Theme: Epidemiology & Public Health Research Year: 2017
Background: Comprehensive syringe service programs (SSPs) reduce transmission of hepatitis C virus (HCV) and other blood borne pathogens among persons who inject drugs (PWID) by providing access to sterile injecting equipment and to resources such as substance use disorder treatment and screening for infectious disease. However, current funding limits SSPs, creating large geographic differences in access. Many existing SSPs do not have capacity to provide the recommended number of syringes per PWID, nor medication-assisted therapy, HIV and HCV screening and linkage to care, and hepatitis B vaccinations.The cost of establishing and operating a comprehensive SSP is unknown. We sought to estimate the cost in the United States.
Methods: We categorized size of SSP by annual client volume as small (250), medium (1250), and large (2500), and geographic locations as rural, suburban and urban. We categorized and determined five components of costs: start-up, personnel, operational, prevention, and medical/testing services and conducted internet searches to estimate their range. All costs were in 2016 US dollars and reported by size and geographic location.
Results: The estimated first-year cost ranged from $0.4 million for a small rural SSP to $1.8 million for a large urban SSP. The cost per syringe distributed varied from $1 (large urban SSP) to $3 (small rural SSP). The cost per client per year ranged from approximately $700 (large rural SSP) to $2000 (small urban SSP).
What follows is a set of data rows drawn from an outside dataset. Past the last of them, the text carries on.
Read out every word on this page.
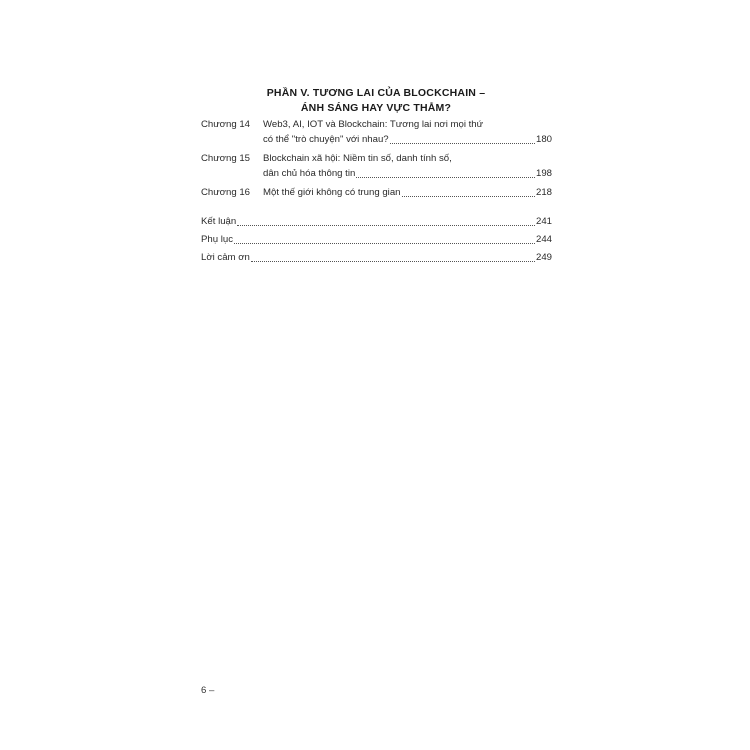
PHẦN V. TƯƠNG LAI CỦA BLOCKCHAIN –
ÁNH SÁNG HAY VỰC THẲM?
Chương 14 Web3, AI, IOT và Blockchain: Tương lai nơi mọi thứ
có thể "trò chuyện" với nhau?	180
Chương 15 Blockchain xã hội: Niềm tin số, danh tính số,
dân chủ hóa thông tin	198
Chương 16 Một thế giới không có trung gian	218
Kết luận	241
Phụ lục	244
Lời cảm ơn	249
6 –
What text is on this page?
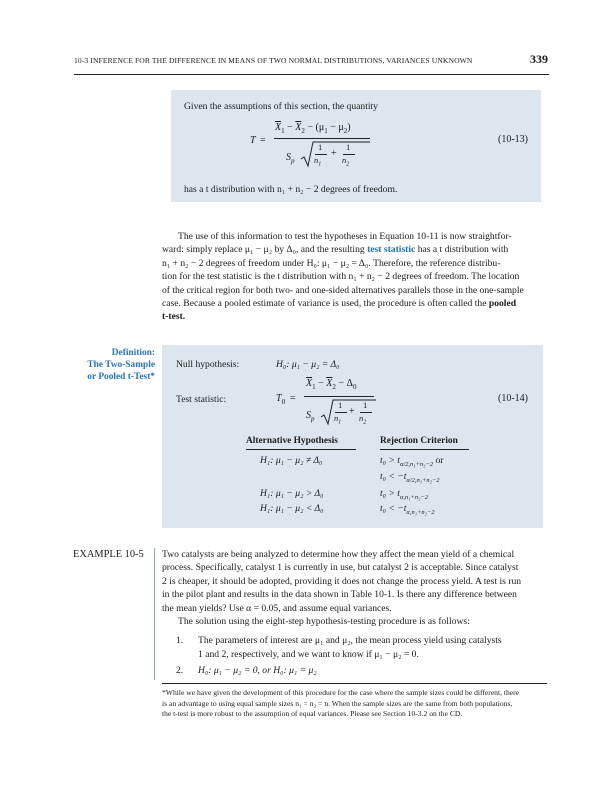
10-3 INFERENCE FOR THE DIFFERENCE IN MEANS OF TWO NORMAL DISTRIBUTIONS, VARIANCES UNKNOWN	339
Given the assumptions of this section, the quantity
T =
$\overline{X}_1 - \overline{X}_2 - (\mu_1 - \mu_2)$
$S_p$
1
$n_1$
+
1
$n_2$
(10-13)
has a t distribution with n₁ + n₂ − 2 degrees of freedom.
The use of this information to test the hypotheses in Equation 10-11 is now straightfor-
ward: simply replace μ₁ − μ₂ by Δ₀, and the resulting test statistic has a t distribution with
n₁ + n₂ − 2 degrees of freedom under H₀: μ₁ − μ₂ = Δ₀. Therefore, the reference distribu-
tion for the test statistic is the t distribution with n₁ + n₂ − 2 degrees of freedom. The location
of the critical region for both two- and one-sided alternatives parallels those in the one-sample
case. Because a pooled estimate of variance is used, the procedure is often called the pooled
t-test.
Definition:
The Two-Sample
or Pooled t-Test*
Null hypothesis:	H₀: μ₁ − μ₂ = Δ₀
Test statistic:	$T_0$ =
$\overline{X}_1 - \overline{X}_2 - \Delta_0$
$S_p$
1
$n_1$
+
1
$n_2$
(10-14)
Alternative Hypothesis	Rejection Criterion
H₁: μ₁ − μ₂ ≠ Δ₀	$t_0 > t_{\alpha/2,n_1+n_2-2}$ or
$t_0 < -t_{\alpha/2,n_1+n_2-2}$
H₁: μ₁ − μ₂ > Δ₀	$t_0 > t_{\alpha,n_1+n_2-2}$
H₁: μ₁ − μ₂ < Δ₀	$t_0 < -t_{\alpha,n_1+n_2-2}$
EXAMPLE 10-5 Two catalysts are being analyzed to determine how they affect the mean yield of a chemical
process. Specifically, catalyst 1 is currently in use, but catalyst 2 is acceptable. Since catalyst
2 is cheaper, it should be adopted, providing it does not change the process yield. A test is run
in the pilot plant and results in the data shown in Table 10-1. Is there any difference between
the mean yields? Use α = 0.05, and assume equal variances.
The solution using the eight-step hypothesis-testing procedure is as follows:
1. The parameters of interest are μ₁ and μ₂, the mean process yield using catalysts
1 and 2, respectively, and we want to know if μ₁ − μ₂ = 0.
2. H₀: μ₁ − μ₂ = 0, or H₀: μ₁ = μ₂
*While we have given the development of this procedure for the case where the sample sizes could be different, there
is an advantage to using equal sample sizes n₁ = n₂ = n. When the sample sizes are the same from both populations,
the t-test is more robust to the assumption of equal variances. Please see Section 10-3.2 on the CD.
The cost of purchasing and operating a mobile unit ranged from $44,800 (large urban SSP) to $45,400 (small rural SSP). Medical care accounted for the largest proportion of cost in a large urban SSP care whereas personnel did in a small rural SSP.
Conclusions: This analysis provides estimates of the cost of SSPs in the US that are useful for planning, informing policy, allocating funds, providing grants towards setting up SSPs, and providing data for their economic evaluation.